D.3.1. FMS NUMA Parameter NUMAFL

Data Type

Integer

Default Value

Description

This is the master flag for activating all the NonUniform Memory Access (NUMA) directives. You must set this parameter in the FMS License File in order to activate any of the NUMA technology. The following values are available:

0, Do not use NUMA technology.
1, Use NUMA technology for large problems.
2, Use NUMA technology for all problems.
   

This option will use NUMA technology even if the problem is so small that it results in using less than the number of processors.
This is mostly useful for debugging.

The NUMA directives discussed below are a powerful set of programming tools for achieving maximum performance. These are the directives which FMS uses internally to achieve peak performance. However, you may also use these directives in your own application.

Many of the NUMA features used by FMS work best when the machine is dedicated to FMS applications. This may be a single application or multiple applications where each one is explicitly placed. Running more than one application on a group of processors, or letting the operating system schedule other tasks on top of a FMS NUMA job may significantly degrade performance.

The fundamental building block of a NUMA machine is the "node". Within the node, all processing cores share a common memory with high-speed uniform access. This may be a single multi-core processor or multiple processors each having multiple cores.
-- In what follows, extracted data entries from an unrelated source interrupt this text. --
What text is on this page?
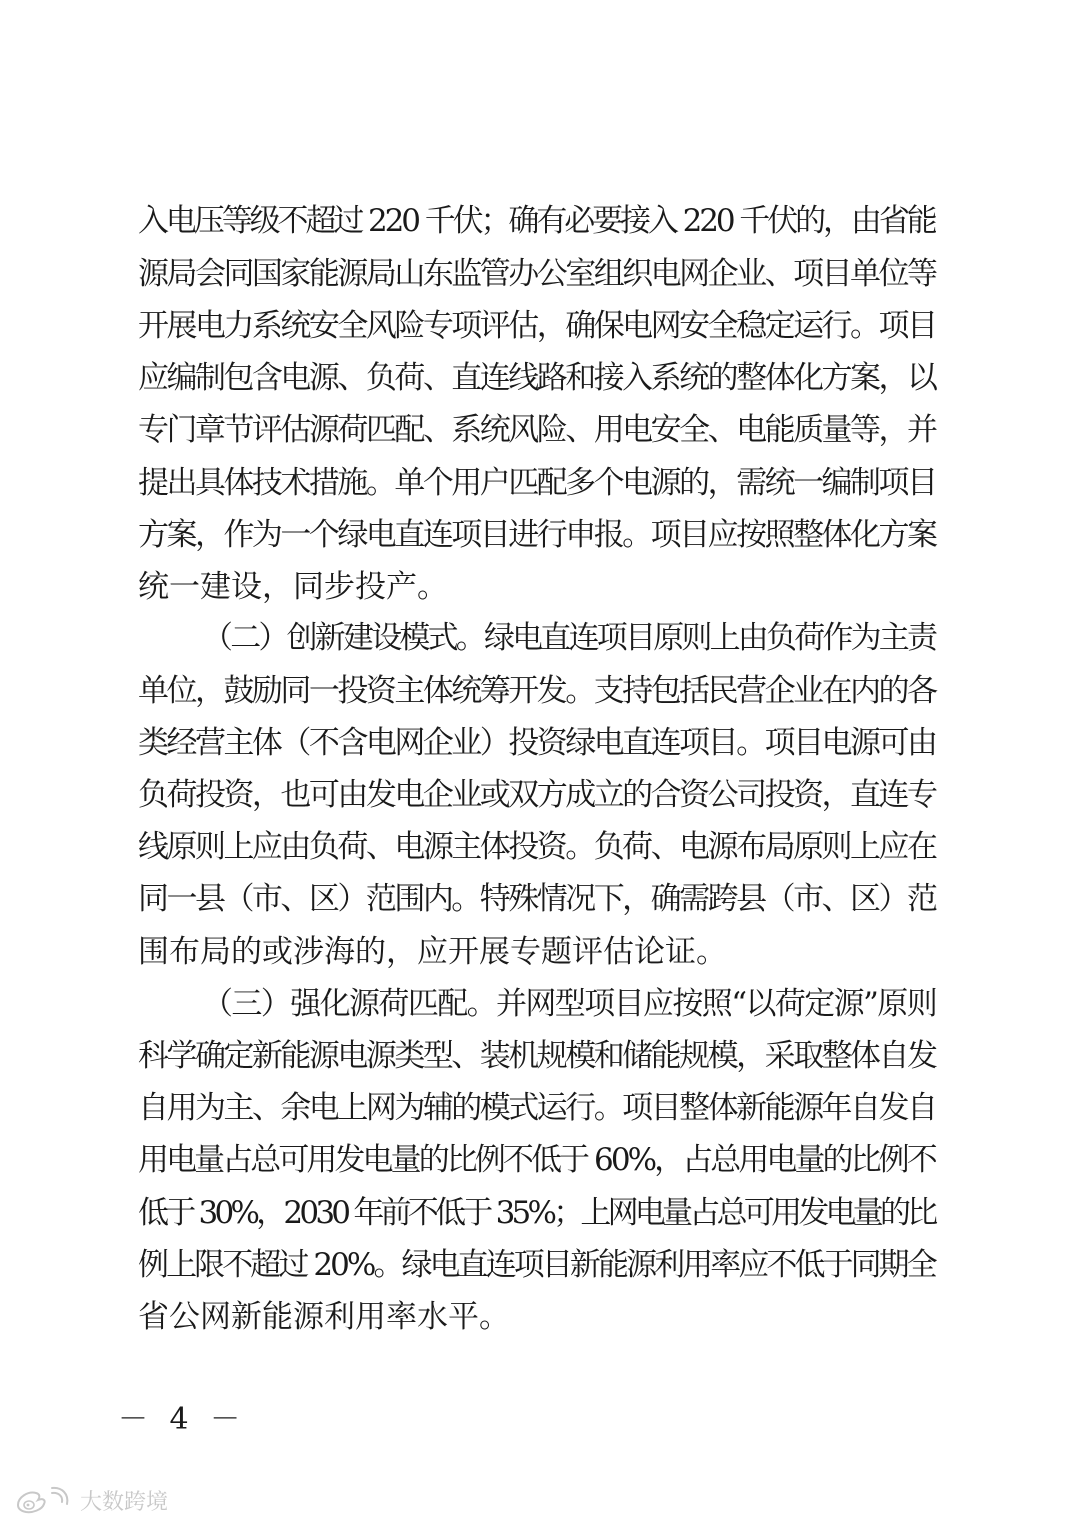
入电压等级不超过 220 千伏；确有必要接入 220 千伏的，由省能
源局会同国家能源局山东监管办公室组织电网企业、项目单位等
开展电力系统安全风险专项评估，确保电网安全稳定运行。项目
应编制包含电源、负荷、直连线路和接入系统的整体化方案，以
专门章节评估源荷匹配、系统风险、用电安全、电能质量等，并
提出具体技术措施。单个用户匹配多个电源的，需统一编制项目
方案，作为一个绿电直连项目进行申报。项目应按照整体化方案
统一建设，同步投产。
（二）创新建设模式。绿电直连项目原则上由负荷作为主责
单位，鼓励同一投资主体统筹开发。支持包括民营企业在内的各
类经营主体（不含电网企业）投资绿电直连项目。项目电源可由
负荷投资，也可由发电企业或双方成立的合资公司投资，直连专
线原则上应由负荷、电源主体投资。负荷、电源布局原则上应在
同一县（市、区）范围内。特殊情况下，确需跨县（市、区）范
围布局的或涉海的，应开展专题评估论证。
（三）强化源荷匹配。并网型项目应按照“以荷定源”原则
科学确定新能源电源类型、装机规模和储能规模，采取整体自发
自用为主、余电上网为辅的模式运行。项目整体新能源年自发自
用电量占总可用发电量的比例不低于 60%，占总用电量的比例不
低于 30%，2030 年前不低于 35%；上网电量占总可用发电量的比
例上限不超过 20%。绿电直连项目新能源利用率应不低于同期全
省公网新能源利用率水平。
－ 4 －
大数跨境
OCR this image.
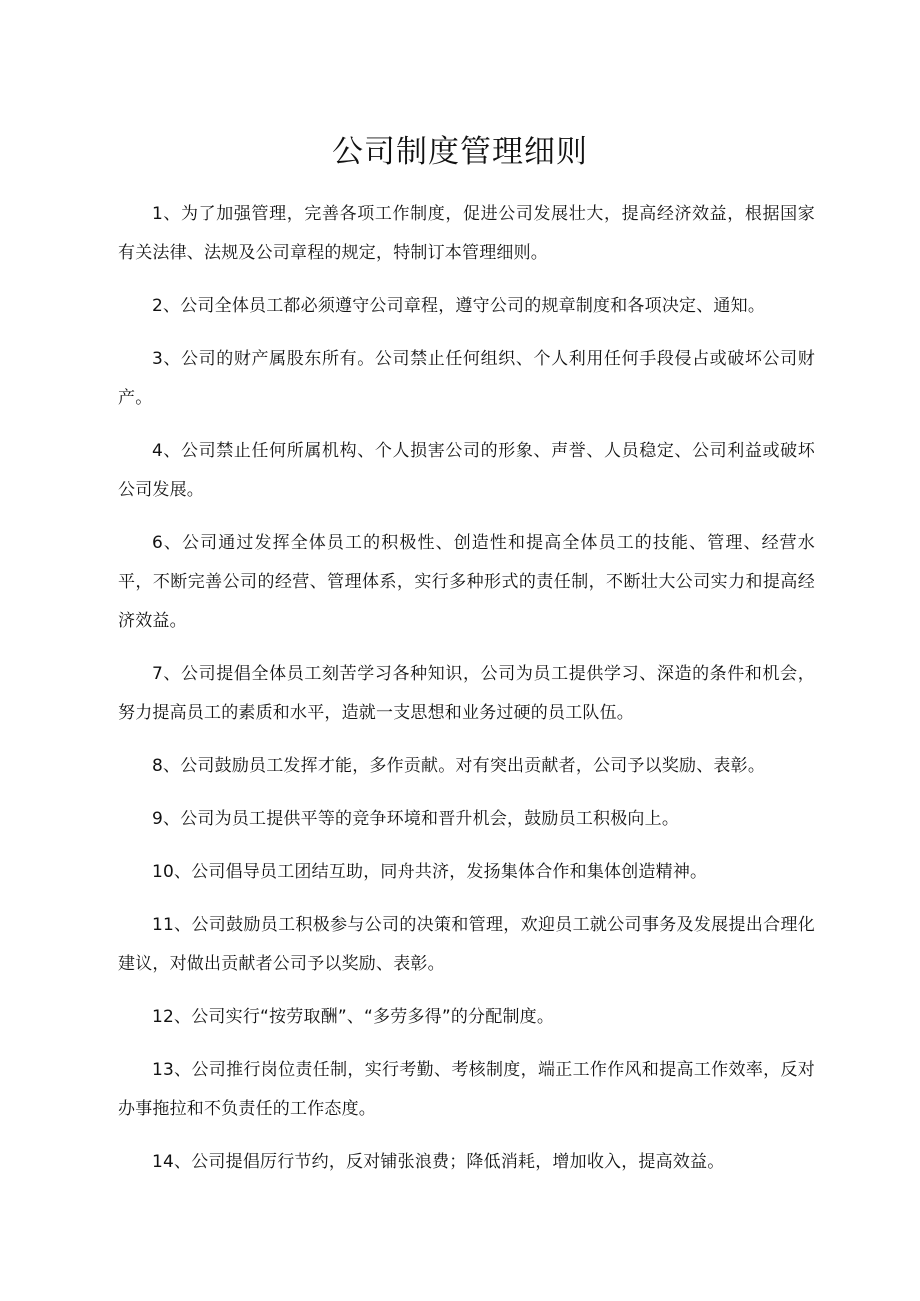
公司制度管理细则

1、为了加强管理，完善各项工作制度，促进公司发展壮大，提高经济效益，根据国家有关法律、法规及公司章程的规定，特制订本管理细则。

2、公司全体员工都必须遵守公司章程，遵守公司的规章制度和各项决定、通知。

3、公司的财产属股东所有。公司禁止任何组织、个人利用任何手段侵占或破坏公司财产。

4、公司禁止任何所属机构、个人损害公司的形象、声誉、人员稳定、公司利益或破坏公司发展。

6、公司通过发挥全体员工的积极性、创造性和提高全体员工的技能、管理、经营水平，不断完善公司的经营、管理体系，实行多种形式的责任制，不断壮大公司实力和提高经济效益。

7、公司提倡全体员工刻苦学习各种知识，公司为员工提供学习、深造的条件和机会，努力提高员工的素质和水平，造就一支思想和业务过硬的员工队伍。

8、公司鼓励员工发挥才能，多作贡献。对有突出贡献者，公司予以奖励、表彰。

9、公司为员工提供平等的竞争环境和晋升机会，鼓励员工积极向上。

10、公司倡导员工团结互助，同舟共济，发扬集体合作和集体创造精神。

11、公司鼓励员工积极参与公司的决策和管理，欢迎员工就公司事务及发展提出合理化建议，对做出贡献者公司予以奖励、表彰。

12、公司实行“按劳取酬”、“多劳多得”的分配制度。

13、公司推行岗位责任制，实行考勤、考核制度，端正工作作风和提高工作效率，反对办事拖拉和不负责任的工作态度。

14、公司提倡厉行节约，反对铺张浪费；降低消耗，增加收入，提高效益。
Programming at this level is similar to Symmetric MultiProcessor (SMP) programming techniques. The FMS Parameter NPNODE defines the number of processors per node. It defaults to a value appropriate for your machine.

The number of nodes NUMNOD is obtained by dividing the total number of processing cores being used MAXCPU by the number of processors per node NPNODE. This parameter is automatically computed by FMS.

In order to achieve peak performance on a NUMA machine, the software must maximize references to local memory and minimize references to remote memory. This requires close coordination between which processor runs the thread and where the memory is placed. In addition, the software must be designed to distribute the data in a fashion similar to programming techniques used on distributed memory computers.

To achieve peak performance, FMS implements the following features:

Memory Placement

When FMS places memory using NUMA directives, the requested memory is dealt out round robin among the nodes using a stride that is specified by the FMS Parameter MAXLMD. For example, the records used to hold matrix data use a stride that evenly distributes the record among the number of nodes being used for the problem. If you allocate memory for your application using one of the FMS memory management routines FMSIMG, FMSRMG or FMSCMG, and make the call from the parent, your memory will be distributed according to the specified value of MAXLMD. If you call the FMS memory management routines to allocate memory from a child thread, all the memory requested will be allocated on the node where that thread is running. You may also allocate memory and place it on each node with a single call from the parent using FMSILG, FMSRLG or FMSCLG. This provides a simple, yet effective way for you to control where your data resides on the NUMA machine.

For some applications, a single distribution of data will be optimal for the entire job. Most FMS applications, however, go through different phases, with each phase requiring a different data distribution. For example, an application may form matrix data, factor, solve and process results as distinct phases. FMS includes the Parameter MDWHEN that controls when the memory is placed. When the NUMA flag is set, memory is placed as it is required. When the NUMA flag is not set, all the memory is allocated once at the beginning.

Thread Binding

FMS includes options for attaching each thread to an individual processing core or any processing core on the node. The NUMAFX Parameter controls these options. When the NUMA flag is set, this parameter automatically defaults to the optimum value for each machine.

The threads are placed in increasing order, starting on processing core MYCPU1 (1 is the first CPU core in the machine), and continuing for MAXCPU processing cores. You may obtain the thread number MYCPU of a subroutine you have running in parallel by calling FMSIGT('MYNODE', MYCPU). Knowing the thread number and how the memory was distributed, you can determine what calculations should be performed on the local data.

One simple case is filling a matrix. First, you call the routine that fills the matrix in parallel using FMSPAR. At the beginning of the subroutine, you find out what thread you are by calling FMSIGT ('MYNODE', MYCPU). Next, you call one or more of the FMS memory management routines FMSIMG, FMSRMG or FMSCMG to allocate memory for your data. Because these routines are being called from a thread, they will automatically allocate the memory on the local node. After performing your part of the computation, you return the memory and return from your subroutine.